The purpose of the visit was to promote a deepening of trade relations and a modernisation of the trade agreement between the European Free Trade Association (EFTA) and South Korea.
“EFTA already has a good trade agreement with South Korea. Over the past 13 years it has contributed to a significant increase in trade between Norway and South Korea. Even so, it is starting to become somewhat outdated given how global and bilateral trade is evolving. We therefore support EFTA’s desire to upgrade the agreement. We emphasised to our counterparts the unique opportunity we now have to develop new areas of trade and cooperation,” says Svein Roald Hansen (Labour Party), Head of Delegation to the EFTA and EEA Parliamentary Committees.
Meetings and field visits
The EFTA Parliamentary Committee had meetings with members of the National Assembly of the Republic of Korea as well as representatives of the Ministry of Foreign Affairs and the deputy minister of the Ministry of Trade, Industry and Energy. The committee also conducted field visits to Ulsan, where Hyundai oversees large-scale automobile production and the world’s largest shipyard, and to the border with North Korea. Both visits shed light on the South Korean economy’s remarkable development in the past 20 to 30 years as well as the extraordinary security situation on the Korean Peninsula. The committee also met with the EU delegation in Seoul to learn more about the EU’s trade agreement with South Korea, which was established in 2011. It was a good opportunity to compare the EFTA and EU agreements as well as ongoing processes and the desire of both parties to upgrade their respective agreements.
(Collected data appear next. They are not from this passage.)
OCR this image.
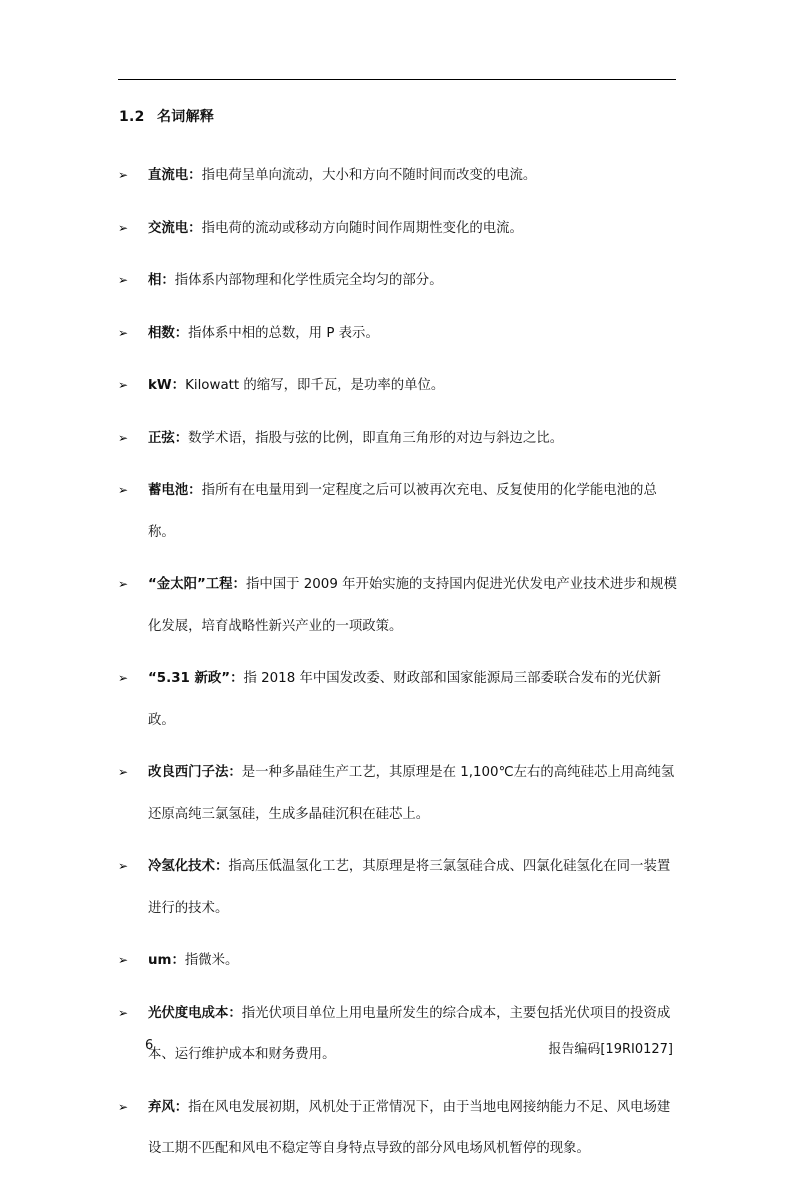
1.2 名词解释
➢ 直流电：指电荷呈单向流动，大小和方向不随时间而改变的电流。
➢ 交流电：指电荷的流动或移动方向随时间作周期性变化的电流。
➢ 相：指体系内部物理和化学性质完全均匀的部分。
➢ 相数：指体系中相的总数，用 P 表示。
➢ kW：Kilowatt 的缩写，即千瓦，是功率的单位。
➢ 正弦：数学术语，指股与弦的比例，即直角三角形的对边与斜边之比。
➢ 蓄电池：指所有在电量用到一定程度之后可以被再次充电、反复使用的化学能电池的总称。
➢ “金太阳”工程：指中国于 2009 年开始实施的支持国内促进光伏发电产业技术进步和规模化发展，培育战略性新兴产业的一项政策。
➢ “5.31 新政”：指 2018 年中国发改委、财政部和国家能源局三部委联合发布的光伏新政。
➢ 改良西门子法：是一种多晶硅生产工艺，其原理是在 1,100℃左右的高纯硅芯上用高纯氢还原高纯三氯氢硅，生成多晶硅沉积在硅芯上。
➢ 冷氢化技术：指高压低温氢化工艺，其原理是将三氯氢硅合成、四氯化硅氢化在同一装置进行的技术。
➢ um：指微米。
➢ 光伏度电成本：指光伏项目单位上用电量所发生的综合成本，主要包括光伏项目的投资成本、运行维护成本和财务费用。
➢ 弃风：指在风电发展初期，风机处于正常情况下，由于当地电网接纳能力不足、风电场建设工期不匹配和风电不稳定等自身特点导致的部分风电场风机暂停的现象。
6	报告编码[19RI0127]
“The visit made clear how developed and technology-driven the Korean economy is and, not least, how much Norwegian industry contributes to this development,” says Heidi Nordby Lunde (Conservative Party), Deputy Head of Delegation. “The yard in Ulsan showed this deep cooperation very clearly. The shipyard sells many vessels to Norwegian customers, while Norwegian companies sell components, technology and services to the Korean shipbuilding industry. We also got a sense of how the Korean economy is changing and the opportunities this may represent for a mutually beneficial increase in trade between Korea and Norway. Among other things, we suggested the possibility of increased collaboration on renewable energy, green shipping, smart cities and homes, and aquaculture. We pointed out that a more modern agreement between EFTA and South Korea could contribute to this.”
Norway’s Government Pension Fund Global has a significant investment position in the Hyundai conglomerate. The field visit to Ulsan, as seen through Norwegian eyes, was therefore of particular interest.
Svein Roald Hansen (Labour Party) and Heidi Nordby Lunde (Conservative Party) represented the Norwegian delegation. Other participants from the EFTA Parliamentary Committee were parliamentarians from Iceland, Liechtenstein and Switzerland.